A arte híbrida de Kunié Sugiura.

A obra como extensão de uma multiartista nipo-americana.

Nascida no Japão em 1942, Kunié Sugiura se mudou para os Estados Unidos para estudar arte em uma escola independente chamada The School of the Art Institute of Chicago (SAIC), onde teve seus primeiros contatos com a fotografia. Mesmo cursando outras disciplinas, pôde explorar a arte fotográfica de forma multidisciplinar, unindo pintura em acrílico, cromogenia e fotogramas.

Em um de seus primeiros trabalhos, realizado no último ano na escola de artes, Kunié utilizou uma técnica que se tornaria uma das marcas de sua obra: a distorção da realidade.

Cko — Impressões Cromogênicas | 1965–1967

https://www.kuniesugiura.com/cko

Kunié fotografava corpos nus com uma lente fish-eye, não com a intenção de seguir o caminho da fotografia erótica, mas de usar os corpos como elementos visuais. Nos primeiros trabalhos dessa série, a artista misturou fotomontagem com negativos de paisagens que já possuía, criando um foco quase exagerado em partes do corpo para provocar distorções.

Um ponto interessante é a escolha do nome da série. Cko, segundo Kunié, é uma palavra de origem chinesa, mas também usada no Japão para se referir à solidão. Em entrevista ao San Francisco Museum of Modern Art, ela conta que ser uma mulher japonesa em um país estrangeiro gerava muitos momentos de isolamento, e que essa série surgiu como uma forma de expressão existencial. Sozinha em laboratórios fotográficos —chamados de darkrooms — ela encontrava espaço para se expressar artisticamente.

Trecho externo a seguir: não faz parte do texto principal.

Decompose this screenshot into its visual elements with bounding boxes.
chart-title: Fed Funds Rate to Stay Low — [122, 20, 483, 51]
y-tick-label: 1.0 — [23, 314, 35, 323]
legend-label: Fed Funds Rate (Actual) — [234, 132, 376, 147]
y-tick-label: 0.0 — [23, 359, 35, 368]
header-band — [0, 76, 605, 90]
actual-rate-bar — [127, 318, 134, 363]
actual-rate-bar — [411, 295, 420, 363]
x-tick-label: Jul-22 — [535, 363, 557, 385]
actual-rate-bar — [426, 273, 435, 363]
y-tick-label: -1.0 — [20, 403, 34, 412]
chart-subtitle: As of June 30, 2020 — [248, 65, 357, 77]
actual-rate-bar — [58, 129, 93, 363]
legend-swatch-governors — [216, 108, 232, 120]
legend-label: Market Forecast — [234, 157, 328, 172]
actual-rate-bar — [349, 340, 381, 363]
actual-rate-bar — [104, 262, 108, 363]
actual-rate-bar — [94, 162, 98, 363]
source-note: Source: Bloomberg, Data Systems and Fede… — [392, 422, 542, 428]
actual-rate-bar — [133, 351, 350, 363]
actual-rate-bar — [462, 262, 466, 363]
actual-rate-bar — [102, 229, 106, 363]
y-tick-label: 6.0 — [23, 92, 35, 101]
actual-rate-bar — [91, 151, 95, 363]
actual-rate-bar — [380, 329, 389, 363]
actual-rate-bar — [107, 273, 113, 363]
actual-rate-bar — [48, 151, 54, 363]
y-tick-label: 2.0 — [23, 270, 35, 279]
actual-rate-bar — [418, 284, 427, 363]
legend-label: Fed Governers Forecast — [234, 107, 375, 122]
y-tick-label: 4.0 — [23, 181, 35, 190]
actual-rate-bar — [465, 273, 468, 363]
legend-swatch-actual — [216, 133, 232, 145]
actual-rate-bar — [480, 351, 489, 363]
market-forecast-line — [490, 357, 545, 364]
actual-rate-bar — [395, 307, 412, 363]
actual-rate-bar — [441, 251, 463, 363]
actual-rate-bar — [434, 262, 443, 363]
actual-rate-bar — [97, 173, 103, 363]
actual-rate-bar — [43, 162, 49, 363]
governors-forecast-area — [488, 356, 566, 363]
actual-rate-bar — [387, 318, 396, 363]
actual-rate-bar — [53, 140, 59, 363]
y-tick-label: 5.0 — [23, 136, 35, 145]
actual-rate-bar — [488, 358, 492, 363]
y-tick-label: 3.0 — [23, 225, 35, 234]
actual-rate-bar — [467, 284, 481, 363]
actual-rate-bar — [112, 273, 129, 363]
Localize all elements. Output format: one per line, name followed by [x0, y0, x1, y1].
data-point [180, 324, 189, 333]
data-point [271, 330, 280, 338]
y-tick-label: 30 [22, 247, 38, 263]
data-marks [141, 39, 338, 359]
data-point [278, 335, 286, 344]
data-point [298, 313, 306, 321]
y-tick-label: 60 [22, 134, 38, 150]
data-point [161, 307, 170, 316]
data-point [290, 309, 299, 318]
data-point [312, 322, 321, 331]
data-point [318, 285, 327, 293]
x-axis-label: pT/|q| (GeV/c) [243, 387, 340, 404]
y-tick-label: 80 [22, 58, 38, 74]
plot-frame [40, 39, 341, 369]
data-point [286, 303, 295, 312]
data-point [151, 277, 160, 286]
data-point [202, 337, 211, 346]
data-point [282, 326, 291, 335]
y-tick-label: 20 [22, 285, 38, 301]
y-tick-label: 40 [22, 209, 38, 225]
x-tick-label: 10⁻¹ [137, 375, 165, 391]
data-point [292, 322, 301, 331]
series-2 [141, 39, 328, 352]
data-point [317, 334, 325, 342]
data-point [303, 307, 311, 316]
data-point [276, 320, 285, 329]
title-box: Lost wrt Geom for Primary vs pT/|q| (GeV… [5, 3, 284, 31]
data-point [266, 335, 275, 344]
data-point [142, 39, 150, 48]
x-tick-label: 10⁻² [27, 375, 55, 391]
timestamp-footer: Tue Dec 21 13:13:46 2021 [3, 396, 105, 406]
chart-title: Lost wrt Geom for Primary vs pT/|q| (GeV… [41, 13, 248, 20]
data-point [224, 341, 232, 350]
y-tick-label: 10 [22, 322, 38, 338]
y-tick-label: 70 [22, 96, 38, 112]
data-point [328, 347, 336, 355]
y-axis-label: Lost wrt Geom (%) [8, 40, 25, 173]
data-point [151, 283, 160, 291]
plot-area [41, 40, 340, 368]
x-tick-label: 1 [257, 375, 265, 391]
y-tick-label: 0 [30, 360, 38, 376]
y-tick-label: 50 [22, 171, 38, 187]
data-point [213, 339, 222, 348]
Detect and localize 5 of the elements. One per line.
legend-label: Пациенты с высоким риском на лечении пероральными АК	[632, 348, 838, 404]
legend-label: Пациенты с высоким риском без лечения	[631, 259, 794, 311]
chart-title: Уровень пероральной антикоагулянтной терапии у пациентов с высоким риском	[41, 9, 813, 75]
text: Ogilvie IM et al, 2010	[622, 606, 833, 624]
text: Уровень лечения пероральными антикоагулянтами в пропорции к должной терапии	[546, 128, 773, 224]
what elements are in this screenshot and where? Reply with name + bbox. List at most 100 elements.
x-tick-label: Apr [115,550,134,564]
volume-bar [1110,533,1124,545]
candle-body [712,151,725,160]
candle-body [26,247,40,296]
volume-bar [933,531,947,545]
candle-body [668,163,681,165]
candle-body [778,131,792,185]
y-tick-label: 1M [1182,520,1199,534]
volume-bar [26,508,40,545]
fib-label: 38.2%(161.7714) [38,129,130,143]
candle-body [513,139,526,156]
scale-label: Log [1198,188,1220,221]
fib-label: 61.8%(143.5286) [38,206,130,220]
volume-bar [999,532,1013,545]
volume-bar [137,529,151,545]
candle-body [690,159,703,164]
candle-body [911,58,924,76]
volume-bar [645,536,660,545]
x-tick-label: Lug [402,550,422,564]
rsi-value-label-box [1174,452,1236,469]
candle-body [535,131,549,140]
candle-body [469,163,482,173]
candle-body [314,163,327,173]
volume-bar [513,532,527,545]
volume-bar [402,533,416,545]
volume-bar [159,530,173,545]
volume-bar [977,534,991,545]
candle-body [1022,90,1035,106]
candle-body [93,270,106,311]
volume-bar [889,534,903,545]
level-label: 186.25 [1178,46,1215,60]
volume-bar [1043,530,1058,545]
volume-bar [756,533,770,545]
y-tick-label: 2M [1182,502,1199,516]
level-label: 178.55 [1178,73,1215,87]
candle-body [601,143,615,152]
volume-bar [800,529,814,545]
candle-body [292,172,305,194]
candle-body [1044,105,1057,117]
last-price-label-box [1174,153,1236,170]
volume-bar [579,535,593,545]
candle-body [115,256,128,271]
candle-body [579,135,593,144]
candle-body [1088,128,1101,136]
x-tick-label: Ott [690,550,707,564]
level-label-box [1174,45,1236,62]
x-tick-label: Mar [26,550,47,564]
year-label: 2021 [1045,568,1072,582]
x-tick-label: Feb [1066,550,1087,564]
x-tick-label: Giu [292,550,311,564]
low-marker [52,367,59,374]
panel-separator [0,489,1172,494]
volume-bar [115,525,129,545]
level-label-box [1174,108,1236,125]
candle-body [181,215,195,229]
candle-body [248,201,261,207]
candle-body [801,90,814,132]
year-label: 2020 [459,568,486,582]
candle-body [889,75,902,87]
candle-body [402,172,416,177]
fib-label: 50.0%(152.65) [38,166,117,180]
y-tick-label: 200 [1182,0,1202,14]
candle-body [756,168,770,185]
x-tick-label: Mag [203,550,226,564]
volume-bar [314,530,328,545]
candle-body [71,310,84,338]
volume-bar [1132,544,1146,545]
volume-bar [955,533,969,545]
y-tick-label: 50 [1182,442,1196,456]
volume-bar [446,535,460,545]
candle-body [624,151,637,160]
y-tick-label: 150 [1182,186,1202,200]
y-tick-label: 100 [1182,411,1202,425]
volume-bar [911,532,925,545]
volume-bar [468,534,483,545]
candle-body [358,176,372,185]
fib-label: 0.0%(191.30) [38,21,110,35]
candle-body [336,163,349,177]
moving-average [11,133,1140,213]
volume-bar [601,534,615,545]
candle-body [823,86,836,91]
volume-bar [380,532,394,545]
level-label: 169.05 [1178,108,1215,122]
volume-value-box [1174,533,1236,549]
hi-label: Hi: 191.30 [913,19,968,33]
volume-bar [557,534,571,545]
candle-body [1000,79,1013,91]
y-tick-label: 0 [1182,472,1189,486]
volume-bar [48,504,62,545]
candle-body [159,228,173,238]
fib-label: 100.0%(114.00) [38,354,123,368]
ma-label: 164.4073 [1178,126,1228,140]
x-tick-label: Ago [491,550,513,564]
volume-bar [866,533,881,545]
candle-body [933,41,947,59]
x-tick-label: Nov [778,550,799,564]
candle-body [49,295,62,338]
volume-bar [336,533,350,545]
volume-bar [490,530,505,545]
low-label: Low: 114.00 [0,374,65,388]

Ainda aprofundando seus experimentos com a distorção por meio de lentes grande-angulares, Sugiura consolidou sua carreira nos Estados Unidos, sem nunca abandonar a influência estética e filosófica japonesa em seus trabalhos com flores e minerais.

Ao se aproximar dos elementos, criava novas dimensões através de seu ponto de vista. Como uma flor que, ao preencher o enquadramento, revelava detalhes e características antes invisíveis. Ou o tronco de uma árvore, que visto de perto se transformava em uma imagem abstrata.

Mesmo após sair de sua cidade natal, em Nagoya, Kunié manteve suas raízes. Ao se mudar para Chinatown — bairro com a maior população chinesa fora da Ásia — passou a ter acesso ao que ela chamava de “coisas estranhas”, alimentos comuns naquela cultura, como polvos e enguias. Por serem recursos baratos, esses elementos também passaram a ser utilizados como materiais em seus fotogramas.


Emulsões.

Ao se mudar, Kunié não conseguia realizar impressões coloridas em seu apartamento. Como alternativa, passou a fotografar em preto e branco e a trabalhar com tinta, o que ela chamava de emulsões fotográficas. Nesse processo, uma nova possibilidade surgiu. Sem misturar diretamente os materiais, começou a usar a tinta acrílica como uma extensão da imagem, fazendo com que o observador deixasse de perceber esses elementos de forma separada.

Seu trabalho só ganhou visibilidade quando ela já tinha 50 anos, e Kunie relata que enfrentou dificuldades para ter sua produção experimental aceita na década de 1960. O mundo da fotografia tradicional não era suficiente para ela.

No vídeo que funciona como uma extensão de sua entrevista para o SFMOMA, Kunié apresenta um diário, que ela chama de “prova da minha existência”. Todo o seu trabalho entre 1965 e 1991 está documentado ali.

Sua obra explora a dualidade de ser uma mulher asiática vivendo em solo americano, transitando do preto e branco ao colorido e unindo fotografia e pintura em quadros. Uma história enriquecida por um olhar subjetivo e sensível sobre o mundo em que ela vive, assinado por sua natureza plural.